Figura 4 – Ligações com parafusos pré-tensionador

Fonte: Autores
A estrutura foi montada no chão, próximo à cabeceira do lado de Lajeado. A montagem iniciou em 03 de junho, e a segunda parte da ponte chegou ao local no dia 05. No dia 07, a ponte foi içada e colocada em sua posição final.
Após a instalação da estrutura, procedeu-se à execução do tabuleiro da ponte. Elementos de madeiras foram dimensionados, conforme a NBR 7190-1 (ABNT, 2022). Sobre a estrutura foram dispostas, longitudinalmente, seis vigas de madeira com seção de 20 x 30cm. Transversalmente, foram posicionadas ripas de 20 x 10cm, e sobre os trilhos onde passam as rodas dos veículos, foram colocadas pranchas de 20 x 10cm de espessura, também em sentido longitudinal. Utilizou-se madeira de Eucalyptus camaldulensis devido à sua disponibilidade. A Figura 5 ilustra o processo de montagem e a estrutura do tabuleiro.
Figura 5 – Estrutura do tabuleiro


Fonte: Autores
A inauguração da ponte ocorreu no mesmo dia em que foi concluída, em 09 de junho de 2024, e o primeiro veículo a fazer a travessia foi uma ambulância, destacando a importância da obra e da reconexão entre as cidades. Dessa forma, o acesso entre Lajeado e Arroio do Meio foi restabelecido 38 dias após o colapso da ponte. Todo o processo de projeto e construção foi realizado em apenas 15 dias. Após a reabertura, a nova ponte sobre o Rio Forqueta registrou um tráfego de mais de 1,3 mil veículos por hora(1), servindo como principal acesso à cidade de Arroio do Meio por mais 59 dias, até a liberação da ponte da RS-130. A Figura 6 ilustra a ponte concluída.
Figura 6 – Ponte de ferro após a reconstrução

Fonte: Autores
REFERÊNCIAS BIBLIOGRÁFICAS
(1)GRUPO A HORA. Mais de 1,3 mil veículos passam por hora pela Ponte de Ferro. 2024. Disponível em: https://grupoahora.net.br/conteudos/2024/06/13/mais-de-13-mil-veiculos-passam-por-hora-pela-ponte-de-ferro/. Acesso em: 28 out. 2024.
ASSOCIAÇÃO BRASILEIRA DE NORMAS TÉCNICAS. NBR 7188:2024 – Ações devido ao tráfego de veículos rodoviários e de pedestres em pontes, viadutos e passarelas.

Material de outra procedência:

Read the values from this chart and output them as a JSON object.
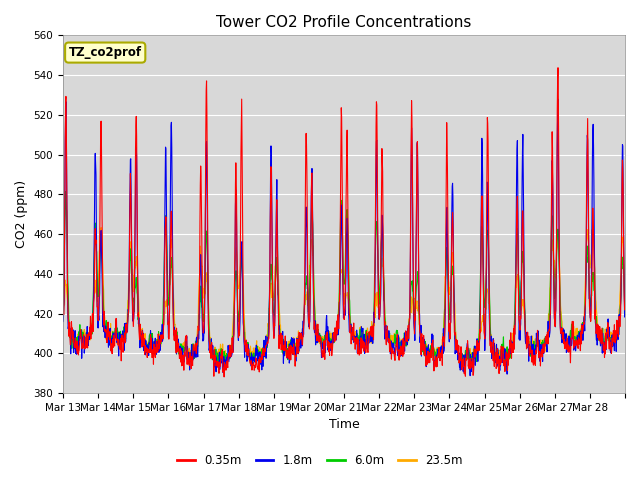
{
  "title": "Tower CO2 Profile Concentrations",
  "xlabel": "Time",
  "ylabel": "CO2 (ppm)",
  "ylim": [
    380,
    560
  ],
  "yticks": [
    380,
    400,
    420,
    440,
    460,
    480,
    500,
    520,
    540,
    560
  ],
  "xtick_labels": [
    "Mar 13",
    "Mar 14",
    "Mar 15",
    "Mar 16",
    "Mar 17",
    "Mar 18",
    "Mar 19",
    "Mar 20",
    "Mar 21",
    "Mar 22",
    "Mar 23",
    "Mar 24",
    "Mar 25",
    "Mar 26",
    "Mar 27",
    "Mar 28"
  ],
  "series_labels": [
    "0.35m",
    "1.8m",
    "6.0m",
    "23.5m"
  ],
  "series_colors": [
    "#ff0000",
    "#0000ee",
    "#00cc00",
    "#ffaa00"
  ],
  "legend_label": "TZ_co2prof",
  "legend_bg": "#ffffcc",
  "legend_border": "#aaaa00",
  "plot_bg": "#d8d8d8",
  "fig_bg": "#ffffff",
  "n_days": 16,
  "pts_per_day": 96,
  "seed": 7,
  "title_fontsize": 11,
  "axis_fontsize": 9,
  "tick_fontsize": 7.5,
  "linewidth": 0.8
}
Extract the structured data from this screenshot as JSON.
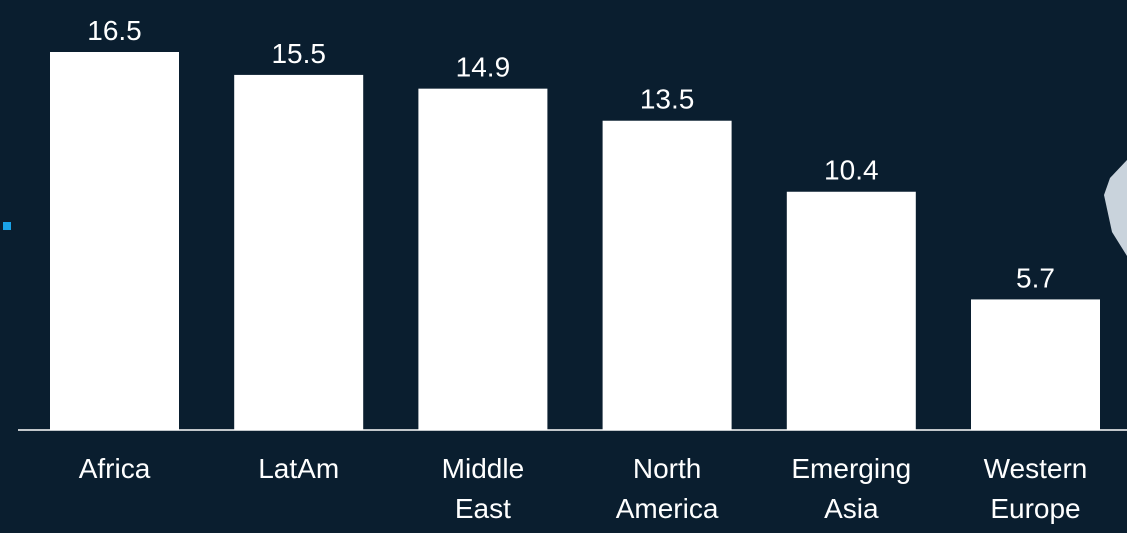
{
  "chart_data": {
    "type": "bar",
    "categories": [
      [
        "Africa"
      ],
      [
        "LatAm"
      ],
      [
        "Middle",
        "East"
      ],
      [
        "North",
        "America"
      ],
      [
        "Emerging",
        "Asia"
      ],
      [
        "Western",
        "Europe"
      ]
    ],
    "values": [
      16.5,
      15.5,
      14.9,
      13.5,
      10.4,
      5.7
    ],
    "color": "#ffffff"
  }
}
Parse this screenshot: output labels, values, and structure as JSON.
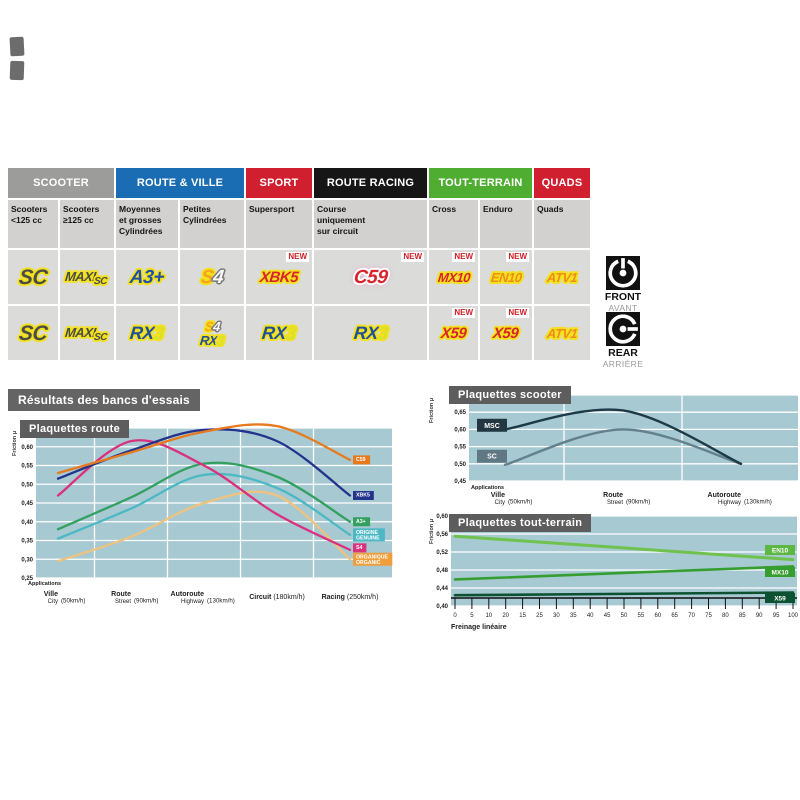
{
  "labels": {
    "new": "NEW",
    "applications": "Applications",
    "friction": "Friction μ"
  },
  "table": {
    "categories": [
      {
        "label": "SCOOTER",
        "color": "#9c9c9b",
        "span": 2
      },
      {
        "label": "ROUTE & VILLE",
        "color": "#1a6db3",
        "span": 2
      },
      {
        "label": "SPORT",
        "color": "#d01f2e",
        "span": 1
      },
      {
        "label": "ROUTE RACING",
        "color": "#161616",
        "span": 1
      },
      {
        "label": "TOUT-TERRAIN",
        "color": "#4fae32",
        "span": 2
      },
      {
        "label": "QUADS",
        "color": "#d01f2e",
        "span": 1
      }
    ],
    "subheaders": [
      "Scooters\n<125 cc",
      "Scooters\n≥125 cc",
      "Moyennes\net grosses\nCylindrées",
      "Petites\nCylindrées",
      "Supersport",
      "Course\nuniquement\nsur circuit",
      "Cross",
      "Enduro",
      "Quads"
    ],
    "front_cells": [
      {
        "products": [
          "SC"
        ],
        "new": false
      },
      {
        "products": [
          "MAXI SC"
        ],
        "new": false
      },
      {
        "products": [
          "A3+"
        ],
        "new": false
      },
      {
        "products": [
          "S4"
        ],
        "new": false
      },
      {
        "products": [
          "XBK5"
        ],
        "new": true
      },
      {
        "products": [
          "C59"
        ],
        "new": true
      },
      {
        "products": [
          "MX10"
        ],
        "new": true
      },
      {
        "products": [
          "EN10"
        ],
        "new": true
      },
      {
        "products": [
          "ATV1"
        ],
        "new": false
      }
    ],
    "rear_cells": [
      {
        "products": [
          "SC"
        ],
        "new": false
      },
      {
        "products": [
          "MAXI SC"
        ],
        "new": false
      },
      {
        "products": [
          "RX3"
        ],
        "new": false
      },
      {
        "products": [
          "S4",
          "RX3"
        ],
        "new": false
      },
      {
        "products": [
          "RX3"
        ],
        "new": false
      },
      {
        "products": [
          "RX3"
        ],
        "new": false
      },
      {
        "products": [
          "X59"
        ],
        "new": true
      },
      {
        "products": [
          "X59"
        ],
        "new": true
      },
      {
        "products": [
          "ATV1"
        ],
        "new": false
      }
    ]
  },
  "sides": {
    "front": {
      "label": "FRONT",
      "sub": "AVANT"
    },
    "rear": {
      "label": "REAR",
      "sub": "ARRIÈRE"
    }
  },
  "section_title": "Résultats des bancs d'essais",
  "chart_data": [
    {
      "id": "route",
      "type": "line",
      "title": "Plaquettes route",
      "ylabel": "Friction μ",
      "xlabel_heading": "Applications",
      "ylim": [
        0.25,
        0.65
      ],
      "ytick_step": 0.05,
      "grid": true,
      "legend_position": "right-end-labels",
      "categories": [
        {
          "fr": "Ville",
          "en": "City",
          "speed": "(50km/h)"
        },
        {
          "fr": "Route",
          "en": "Street",
          "speed": "(90km/h)"
        },
        {
          "fr": "Autoroute",
          "en": "Highway",
          "speed": "(130km/h)"
        },
        {
          "fr": "Circuit",
          "en": "",
          "speed": "(180km/h)"
        },
        {
          "fr": "Racing",
          "en": "",
          "speed": "(250km/h)"
        }
      ],
      "series": [
        {
          "name": "C59",
          "color": "#e87a1e",
          "values": [
            0.53,
            0.585,
            0.64,
            0.655,
            0.565
          ]
        },
        {
          "name": "XBK5",
          "color": "#24338c",
          "values": [
            0.515,
            0.59,
            0.645,
            0.615,
            0.47
          ]
        },
        {
          "name": "S4",
          "color": "#d9317e",
          "values": [
            0.47,
            0.615,
            0.55,
            0.42,
            0.325
          ]
        },
        {
          "name": "A3+",
          "color": "#33a060",
          "values": [
            0.38,
            0.465,
            0.555,
            0.52,
            0.4
          ]
        },
        {
          "name": "ORIGINE GENUINE",
          "label_lines": [
            "ORIGINE",
            "GENUINE"
          ],
          "color": "#4cb8c4",
          "values": [
            0.355,
            0.435,
            0.525,
            0.49,
            0.365
          ]
        },
        {
          "name": "ORGANIQUE ORGANIC",
          "label_lines": [
            "ORGANIQUE",
            "ORGANIC"
          ],
          "label_bg": "#f09e3c",
          "color": "#efc27d",
          "values": [
            0.295,
            0.36,
            0.45,
            0.47,
            0.3
          ]
        }
      ]
    },
    {
      "id": "scooter",
      "type": "line",
      "title": "Plaquettes scooter",
      "ylabel": "Friction μ",
      "xlabel_heading": "Applications",
      "ylim": [
        0.45,
        0.7
      ],
      "ytick_step": 0.05,
      "grid": true,
      "legend_position": "left-start-labels",
      "categories": [
        {
          "fr": "Ville",
          "en": "City",
          "speed": "(50km/h)"
        },
        {
          "fr": "Route",
          "en": "Street",
          "speed": "(90km/h)"
        },
        {
          "fr": "Autoroute",
          "en": "Highway",
          "speed": "(130km/h)"
        }
      ],
      "series": [
        {
          "name": "MSC",
          "color": "#1d3a46",
          "label_bg": "#223741",
          "values": [
            0.6,
            0.655,
            0.5
          ]
        },
        {
          "name": "SC",
          "color": "#64808d",
          "label_bg": "#5f7884",
          "values": [
            0.497,
            0.6,
            0.5
          ]
        }
      ]
    },
    {
      "id": "tout-terrain",
      "type": "line",
      "title": "Plaquettes tout-terrain",
      "ylabel": "Friction μ",
      "xlabel": "Freinage linéaire",
      "ylim": [
        0.4,
        0.6
      ],
      "ytick_step": 0.04,
      "grid": true,
      "legend_position": "right-end-labels",
      "xticks": [
        "0",
        "5",
        "10",
        "20",
        "15",
        "25",
        "30",
        "35",
        "40",
        "45",
        "50",
        "55",
        "60",
        "65",
        "70",
        "75",
        "80",
        "85",
        "90",
        "95",
        "100"
      ],
      "series": [
        {
          "name": "EN10",
          "color": "#6ec24d",
          "label_bg": "#5cb842",
          "values": [
            0.555,
            0.503
          ]
        },
        {
          "name": "MX10",
          "color": "#359e2f",
          "label_bg": "#359e2f",
          "values": [
            0.459,
            0.488
          ]
        },
        {
          "name": "X59",
          "color": "#0c5231",
          "label_bg": "#0c5231",
          "values": [
            0.424,
            0.43
          ]
        }
      ]
    }
  ]
}
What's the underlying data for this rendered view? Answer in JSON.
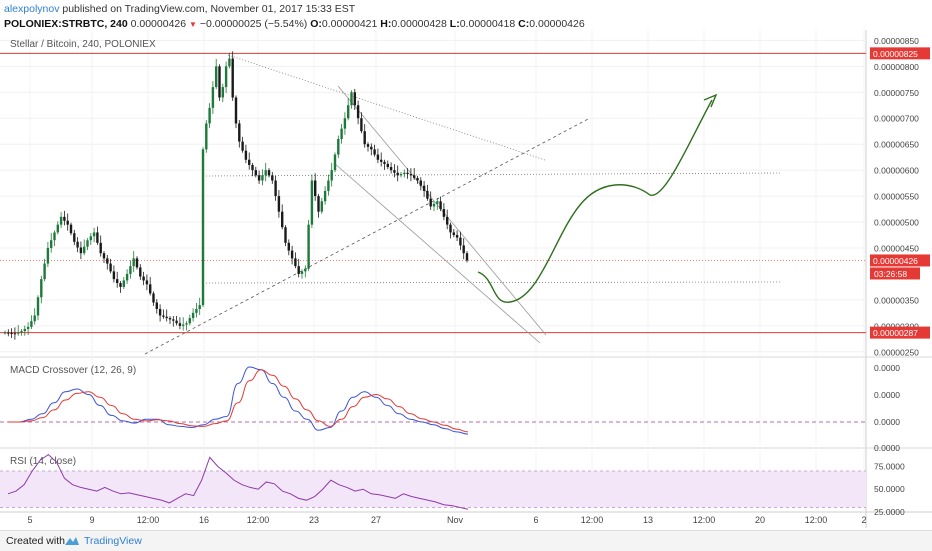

Rio de Janeiro, 2024.
ASSOCIAÇÃO BRASILEIRA DE NORMAS TÉCNICAS. NBR 16694:2020 – Projeto de pontes rodoviárias de aço e mistas de aço e concreto. Rio de Janeiro, 2020.
ASSOCIAÇÃO BRASILEIRA DE NORMAS TÉCNICAS. NBR 8800:2008 – Projeto de estruturas de aço e de estruturas mistas de aço e concreto de edificações. Rio de Janeiro, 2008.
ASSOCIAÇÃO BRASILEIRA DE NORMAS TÉCNICAS. NBR 6123:2023 – Forças devidas ao vento em edificações. Rio de Janeiro, 2023.
ASSOCIAÇÃO BRASILEIRA DE NORMAS TÉCNICAS. NBR 7190-1:2022 – Projeto de estruturas de madeira – Parte 1: Critérios de dimensionamento. Rio de Janeiro, 2022.
DEPARTAMENTO NACIONAL DE INFRAESTRUTURA DE TRANSPORTES. DNIT 698:100 – Manual de projeto de obras-de-arte especiais. Rio de Janeiro, 1996.